Graf: Das war einfach, den einen oder anderen kannte ich ja noch von draußen. Außerdem herrscht im Gefängnis der Darwinismus, der Stärkere setzt sich durch, man teilt sich den Raum ja nicht mit Klosterschülern. Aber damit hatte ich dank meiner Box-Vergangenheit keine Probleme. Mit der Zeit tauchten allerdings andere auf.

SPOX: Zum Beispiel?

Graf: Je länger ich einsaß, desto schlimmer wurde für mich nicht das Eingesperrtsein, sondern das Leben mit den anderen Häftlingen. Ich habe Menschen getroffen, denen einfach nicht mehr zu helfen war. Die mich ganz krank gemacht haben. Man musste aufpassen, dass das Negative in einem nicht verstärkt wurde.

SPOX: 1980 zettelten Sie in der JVA Mannheim eine Meuterei an und wurden danach in die JVA Stuttgart-Stammheim verlegt. Warum?

Graf: Mir wurde nicht erlaubt, meine kranke Mutter zu besuchen. Das war mein Antrieb, die anderen Häftlinge hatten sicherlich ihre eigenen Gründe. Als an einem Tag das Essen ungenießbar war, entwickelte sich alles von selbst. Wir übernahmen das Kommando und bildeten sogar ein Komitee, das mit der Gefängnisleitung verhandelte. Das war eine sehr intensive Zeit.
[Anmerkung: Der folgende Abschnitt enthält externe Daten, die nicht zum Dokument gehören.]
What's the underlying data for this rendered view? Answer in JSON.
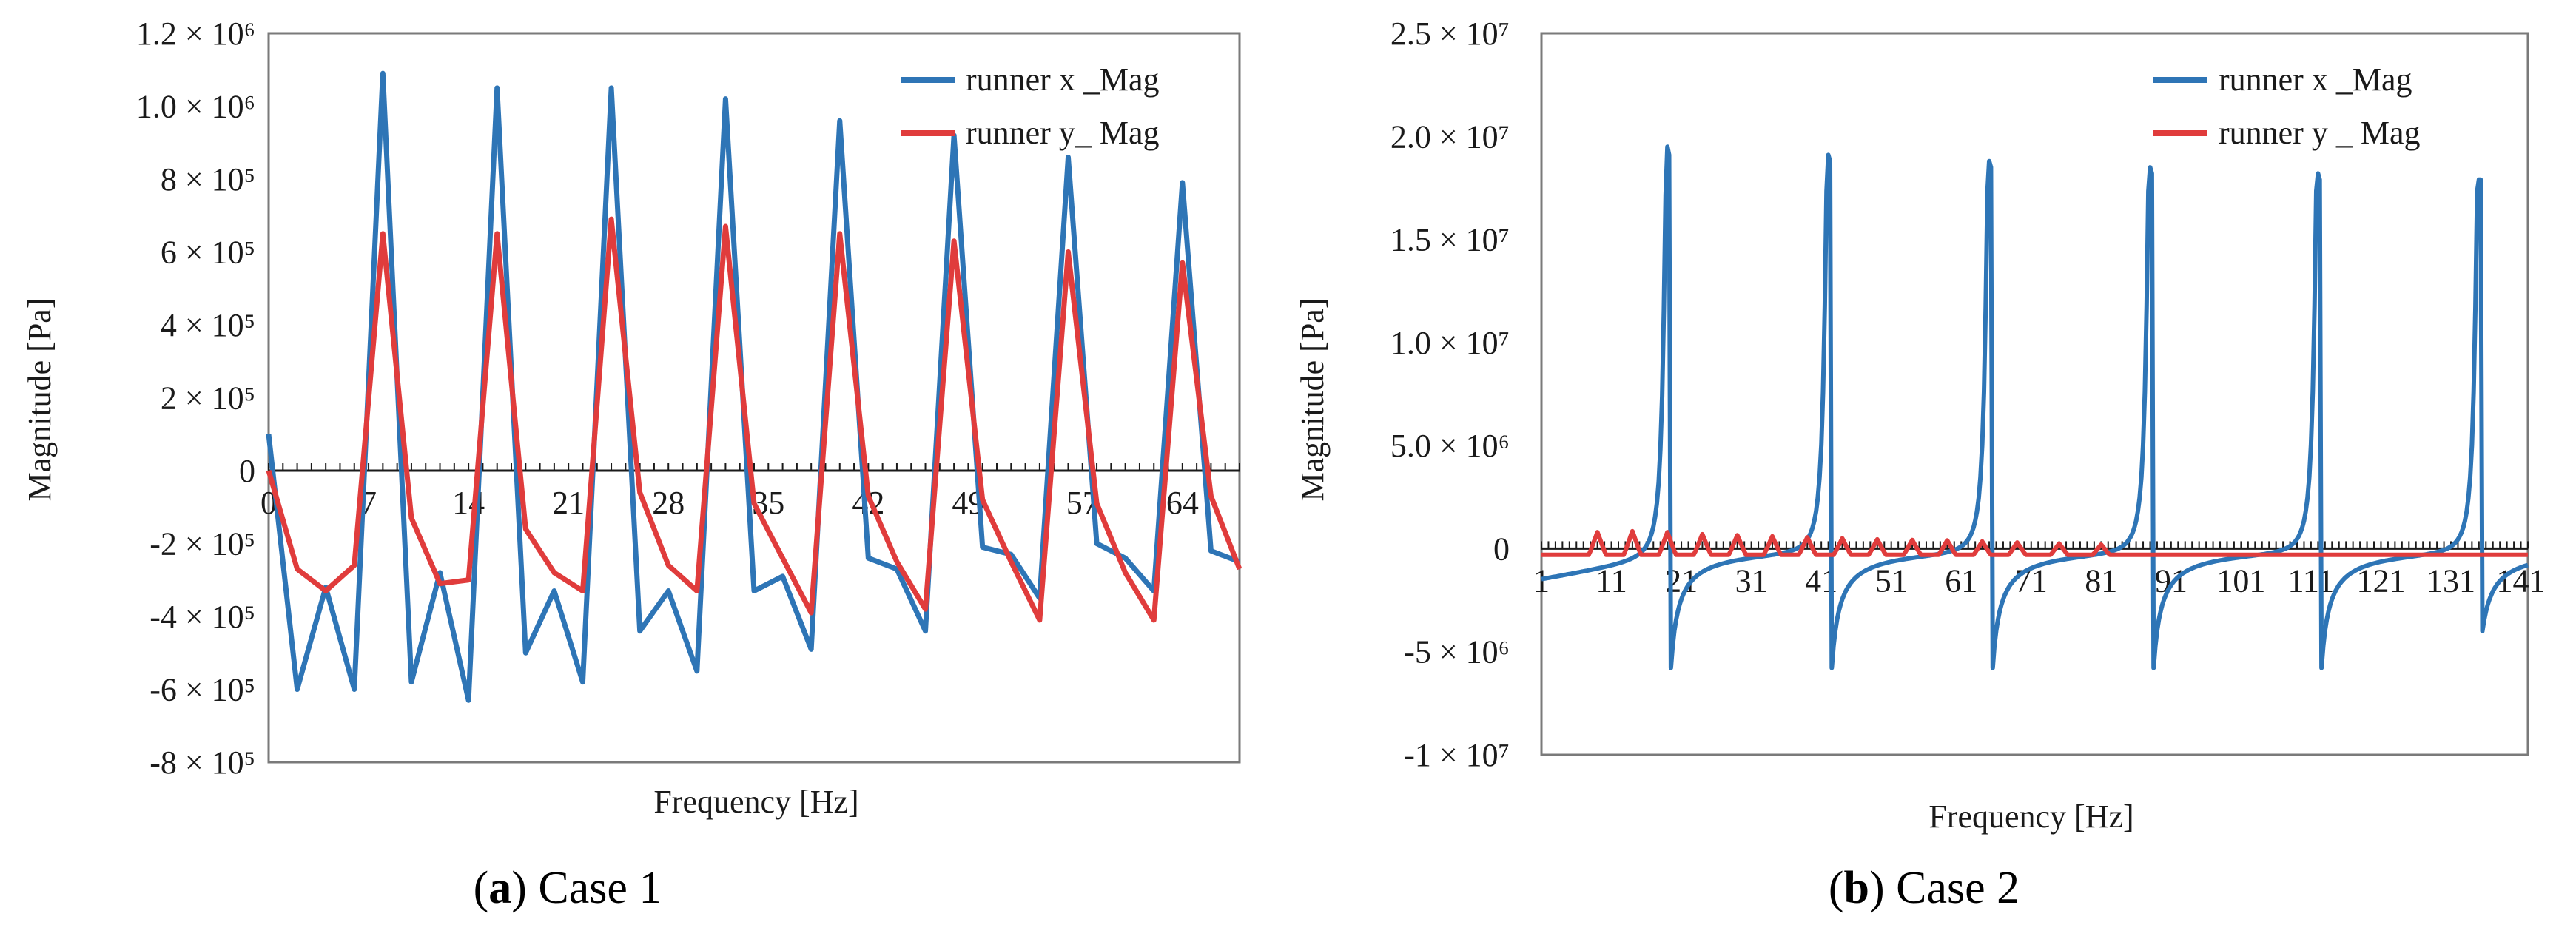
{
  "chart_data": [
    {
      "type": "line",
      "panel": "a",
      "xlabel": "Frequency [Hz]",
      "ylabel": "Magnitude  [Pa]",
      "ylim": [
        -800000,
        1200000
      ],
      "xlim": [
        0,
        68
      ],
      "caption": {
        "label": "a",
        "open": "(",
        "close": ") Case 1"
      },
      "x_tick_labels": [
        "0",
        "7",
        "14",
        "21",
        "28",
        "35",
        "42",
        "49",
        "57",
        "64"
      ],
      "x_tick_values": [
        0,
        7,
        14,
        21,
        28,
        35,
        42,
        49,
        57,
        64
      ],
      "y_ticks": [
        {
          "value": 1200000,
          "label": "1.2 × 10⁶"
        },
        {
          "value": 1000000,
          "label": "1.0 × 10⁶"
        },
        {
          "value": 800000,
          "label": "8 × 10⁵"
        },
        {
          "value": 600000,
          "label": "6 × 10⁵"
        },
        {
          "value": 400000,
          "label": "4 × 10⁵"
        },
        {
          "value": 200000,
          "label": "2 × 10⁵"
        },
        {
          "value": 0,
          "label": "0"
        },
        {
          "value": -200000,
          "label": "-2 × 10⁵"
        },
        {
          "value": -400000,
          "label": "-4 × 10⁵"
        },
        {
          "value": -600000,
          "label": "-6 × 10⁵"
        },
        {
          "value": -800000,
          "label": "-8 × 10⁵"
        }
      ],
      "series": [
        {
          "name": "runner x _Mag",
          "color": "#2E75B6",
          "x": [
            0,
            2,
            4,
            6,
            8,
            10,
            12,
            14,
            16,
            18,
            20,
            22,
            24,
            26,
            28,
            30,
            32,
            34,
            36,
            38,
            40,
            42,
            44,
            46,
            48,
            50,
            52,
            54,
            56,
            58,
            60,
            62,
            64,
            66,
            68
          ],
          "values": [
            100000,
            -600000,
            -320000,
            -600000,
            1090000,
            -580000,
            -280000,
            -630000,
            1050000,
            -500000,
            -330000,
            -580000,
            1050000,
            -440000,
            -330000,
            -550000,
            1020000,
            -330000,
            -290000,
            -490000,
            960000,
            -240000,
            -270000,
            -440000,
            920000,
            -210000,
            -230000,
            -350000,
            860000,
            -200000,
            -240000,
            -330000,
            790000,
            -220000,
            -250000
          ]
        },
        {
          "name": "runner y_ Mag",
          "color": "#E03C3C",
          "x": [
            0,
            2,
            4,
            6,
            8,
            10,
            12,
            14,
            16,
            18,
            20,
            22,
            24,
            26,
            28,
            30,
            32,
            34,
            36,
            38,
            40,
            42,
            44,
            46,
            48,
            50,
            52,
            54,
            56,
            58,
            60,
            62,
            64,
            66,
            68
          ],
          "values": [
            0,
            -270000,
            -330000,
            -260000,
            650000,
            -130000,
            -310000,
            -300000,
            650000,
            -160000,
            -280000,
            -330000,
            690000,
            -60000,
            -260000,
            -330000,
            670000,
            -90000,
            -240000,
            -390000,
            650000,
            -70000,
            -250000,
            -380000,
            630000,
            -80000,
            -250000,
            -410000,
            600000,
            -90000,
            -280000,
            -410000,
            570000,
            -70000,
            -270000
          ]
        }
      ]
    },
    {
      "type": "line",
      "panel": "b",
      "xlabel": "Frequency [Hz]",
      "ylabel": "Magnitude  [Pa]",
      "ylim": [
        -10000000,
        25000000
      ],
      "xlim": [
        1,
        142
      ],
      "caption": {
        "label": "b",
        "open": "(",
        "close": ") Case 2"
      },
      "x_tick_labels": [
        "1",
        "11",
        "21",
        "31",
        "41",
        "51",
        "61",
        "71",
        "81",
        "91",
        "101",
        "111",
        "121",
        "131",
        "141"
      ],
      "x_tick_values": [
        1,
        11,
        21,
        31,
        41,
        51,
        61,
        71,
        81,
        91,
        101,
        111,
        121,
        131,
        141
      ],
      "y_ticks": [
        {
          "value": 25000000,
          "label": "2.5 × 10⁷"
        },
        {
          "value": 20000000,
          "label": "2.0 × 10⁷"
        },
        {
          "value": 15000000,
          "label": "1.5 × 10⁷"
        },
        {
          "value": 10000000,
          "label": "1.0 × 10⁷"
        },
        {
          "value": 5000000,
          "label": "5.0 × 10⁶"
        },
        {
          "value": 0,
          "label": "0"
        },
        {
          "value": -5000000,
          "label": "-5 × 10⁶"
        },
        {
          "value": -10000000,
          "label": "-1 × 10⁷"
        }
      ],
      "series": [
        {
          "name": "runner x _Mag",
          "color": "#2E75B6",
          "peaks": [
            19,
            42,
            65,
            88,
            112,
            135
          ],
          "peak_values": [
            19500000,
            19100000,
            18800000,
            18500000,
            18200000,
            17900000
          ],
          "trough_value": -5800000,
          "baseline_start": -1500000
        },
        {
          "name": "runner y _ Mag",
          "color": "#E03C3C",
          "bumps": [
            9,
            14,
            19,
            24,
            29,
            34,
            39,
            44,
            49,
            54,
            59,
            64,
            69,
            75,
            81
          ],
          "bump_values": [
            800000,
            850000,
            800000,
            700000,
            650000,
            600000,
            550000,
            500000,
            450000,
            420000,
            400000,
            350000,
            300000,
            250000,
            200000
          ],
          "baseline": -300000
        }
      ]
    }
  ]
}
SPOX: Die Meuterei und die folgende Verlegung sollte sich für Sie als Glücksfall erweisen. In der neuen JVA lernten Sie den ehemaligen RAF-Terroristen Peter-Jürgen Boock kennen.

Graf: Wir haben uns im Hof getroffen. Ich weiß noch meine ersten Worte an ihn: "Was willst du hier, du Zwerg!" Und er raunzte etwas von "vollgefressenem Zuhälterschwein".

SPOX: Und daraus entwickelte sich eine Freundschaft?

Graf: Ja, wir haben voneinander profitiert. Durch ihn bin ich zur Literatur gekommen und habe angefangen, Hesse und Faulkner zu lesen. Wir haben über Gott und die Welt diskutiert. Ich war fasziniert davon, wie er geredet hat. Er hat mich erkennen lassen, wer ich bin und warum Gewalt falsch ist. Im Gegenzug habe ich ihn trainiert.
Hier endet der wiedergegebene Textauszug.